Mike: Many areas overlap; but publishing and theater are very different things. In some ways, they are opposites. Theater is a small community of elites-everything I resist in publishing. Plays are realized on the stage, not in a book (unless that book is a lifetime collection of work from an established playwright, and that is one area World Audience specializes). Books are a very personal thing, produced by one writer; plays are developed through collaboration. So while there are advantages to marrying publishing with theater, it is important to keep them separate.
Ernest: What strategies are you adopting to make it big with your publishing company?
Mike: Marketing, marketing, marketing. Aside from that, I am trying to bring in highly qualified people to help run this company/press (such as you). Then, I hope to slowly give those people more responsibility and reward, as World Audience grows and is able to pay its employees. I think we have already established our reputation, amazing as that feat is. Now we have to capitalize on our strengths and market our excellent titles.
Ernest: And how do you think about the difference between being a writer and a publisher? In what important ways the two differ?
Mike: Many writers were (or tried to be) publishers. Virginia Woolf owned a publishing company that published her books, as I am doing. In my case my books have proven themselves as plays first. Many other writers, like Mark Twain, tried publishing and failed. World Audience is a press run by writers, and in this we are unique. When we were starting out, this was a weakness, as it seemed to outsiders that we existed solely to publish our own work, a vanity press of sorts. Once we reached a certain size, however, this label no longer stuck, and that perceived weakness has now become our greatest strength.
Ernest: Tell us a little about the recent structuring of your company?
Mike: I have finally been able to draw from our large pool of excellent writers that we have published to help run our company. It was surprisingly easy to do that. The enthusiasm and talent of those who have recently joined in the management of World Audience is staggering. I could never have imagined that I would be able to recruit such great people.
Ernest: Are World Audience’s publications being ordered from abroad? (if yes, mention a few countries where they have been ordered)

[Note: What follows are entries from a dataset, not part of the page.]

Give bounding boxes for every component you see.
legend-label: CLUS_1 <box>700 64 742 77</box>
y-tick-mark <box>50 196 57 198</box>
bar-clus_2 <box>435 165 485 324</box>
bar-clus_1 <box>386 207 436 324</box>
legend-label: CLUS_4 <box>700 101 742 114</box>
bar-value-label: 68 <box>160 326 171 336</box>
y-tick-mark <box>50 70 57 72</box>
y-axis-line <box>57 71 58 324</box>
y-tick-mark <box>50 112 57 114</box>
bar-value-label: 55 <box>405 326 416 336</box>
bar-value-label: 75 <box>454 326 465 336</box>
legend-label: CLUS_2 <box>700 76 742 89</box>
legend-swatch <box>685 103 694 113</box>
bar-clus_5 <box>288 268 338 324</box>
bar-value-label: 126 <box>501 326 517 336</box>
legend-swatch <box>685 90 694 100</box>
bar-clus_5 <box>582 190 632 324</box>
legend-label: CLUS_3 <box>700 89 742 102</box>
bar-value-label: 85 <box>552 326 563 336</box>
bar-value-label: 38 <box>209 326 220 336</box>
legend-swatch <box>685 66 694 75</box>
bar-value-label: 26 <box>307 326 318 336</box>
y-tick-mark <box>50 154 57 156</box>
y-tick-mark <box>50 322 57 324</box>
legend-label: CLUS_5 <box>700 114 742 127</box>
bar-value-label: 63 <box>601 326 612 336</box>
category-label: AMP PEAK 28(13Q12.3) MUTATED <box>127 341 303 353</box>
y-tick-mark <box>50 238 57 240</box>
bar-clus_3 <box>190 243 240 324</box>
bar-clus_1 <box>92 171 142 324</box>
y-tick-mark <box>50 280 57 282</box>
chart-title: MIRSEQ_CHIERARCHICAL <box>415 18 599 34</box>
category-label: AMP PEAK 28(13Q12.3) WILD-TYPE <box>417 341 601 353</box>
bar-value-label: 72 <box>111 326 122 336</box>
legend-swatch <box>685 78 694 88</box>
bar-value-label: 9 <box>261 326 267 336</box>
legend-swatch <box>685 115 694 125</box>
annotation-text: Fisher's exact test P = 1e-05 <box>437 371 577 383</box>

Mike: Yes, and this was always part of our vision. Our books selling everywhere from England, France, Pakistan, Belgium, Iceland, South Africa, Australia, Japan, Russia, and many other countries. Our titles sell in bookstores around the globe, and across America, and they are in libraries all over the world. Furthermore, we have published writers from France, America, England, Australia, Belgium, Pakistan, India, and Belize. That is not counting our journal and review that publish writers from even more countries. We are a World Audience.
Ernest: What are some of your quality titles to be published soon?
Mike: One that I have enjoyed working on is The Case for Impeaching George W. Bush, Vice-president Cheney, and Other Members of their Administration and Ending the Iraq War Now; A Collection of Essays by Different Writers. Also forthcoming are Cyber Law: An Arsenal for Internet Business by Brett Trout, Last Call; A Collection of Stories by Blair Oliver, both edited by Kyle Torke. Finally, Dr. Helga Peham’s Escaping the Rat Race; Freedom in Paradise, edited by Matthew Ward. There are other titles in pre-production.
Thank You Mike for your time and sharing your views!